19 Во второй главе «Дара» сообщается, что этот труд К.К.Годунова-Чердынцева в восьми томах выходил отдельными выпусками с 1890 по 1917 г.
20 Отсылка к жизнеописанию Н.Г. Чернышевского, составившему четвертую главу «Дара». 11 октября 1889 г. Чернышевский пошел на вокзал в Астрахани, чтобы отправить письмо сыну, жестоко простудился, заболел и в ночь на 17-е скончался. В жизнеописании упоминается товарищ Чернышевского по саратовской семинарии Александр Парадизов.
21 Летом 1938г.

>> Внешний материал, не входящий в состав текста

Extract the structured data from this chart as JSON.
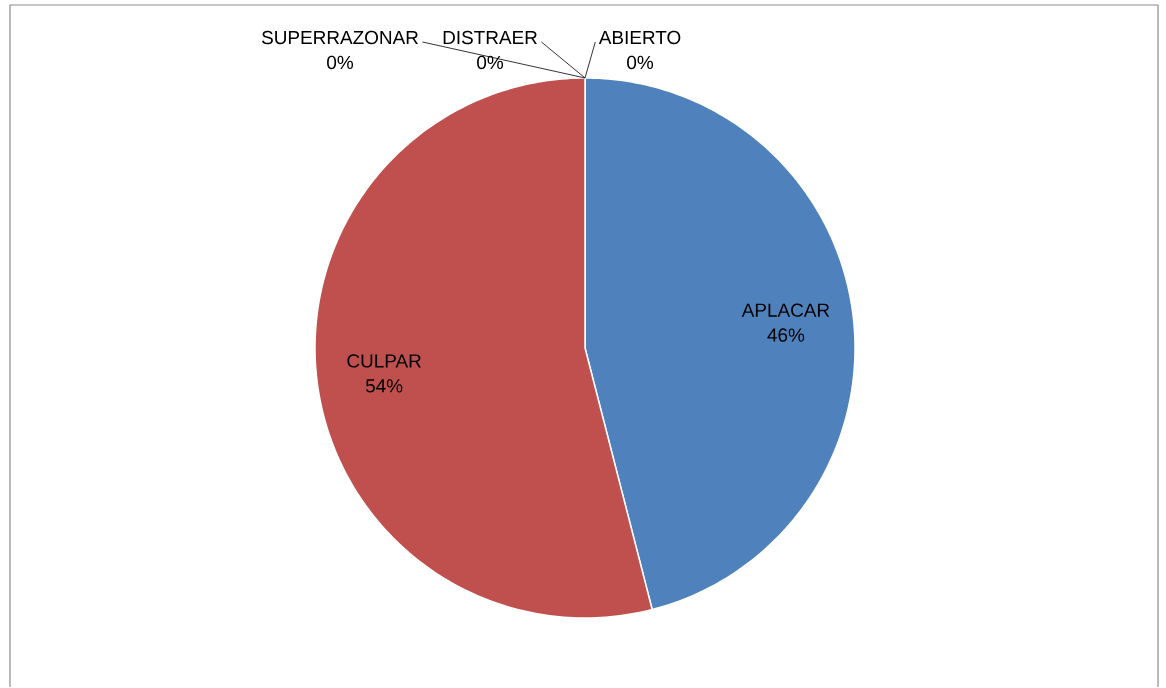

Набоков с женой и сыном жил во французской альпийской деревне Мулине, в 35 км от средиземноморского побережья, близ которой он открыл новый вид бабочки-голубянки, названный им Plebejus (Lysandra) cormion. См.: Brian Boyd. Vladimir Nabokov: The Russian Years. P. 487–488, и вступительную заметку к нашей публикации.
22 Травестия пушкинского «Пира во время чумы». Ср. слова Председателя: «И ласками (прости меня Господь)— / Погибшего— но милого созданья».
23 Аллюзия на рассказ Набокова «Terra incognita» (1931), герой которого умирает (неясно, то ли наяву, то ли в воображении) в мреющем и дымящемся тропическом болоте, где растут цветы, родственные орхидеям, ползают ярко-зеленые змеи и вьются цветные мухи.
24 Квадратные скобки принадлежат Набокову.
25 Квадратные скобки принадлежат Набокову.
26 То есть Аристотель (по названию города Стагира, откуда он был родом).
27 Личность не установлена.
28 Закон бережливости, или «бритва Оккама» (по имени английского схоластика XIVв.)— принцип, согласно которому сущности не следует умножать без необходимости.
29 Возможно, имеется в виду W.G.Dawson (?–1928)— энтомолог.
30 Аллюзия на стихотворение Пушкина «Дар напрасный, дар случайный…» и на укоризненный стихотворный ответ ему митрополита Филарета «Не напрасно, не случайно…», с которым в данном случае соглашается К.К.Годунов-Чердынцев. Само заглавие романа, «Дар», подразумеваемое, но не названное здесь, восходит, в первую очередь, к этой стихотворной полемике.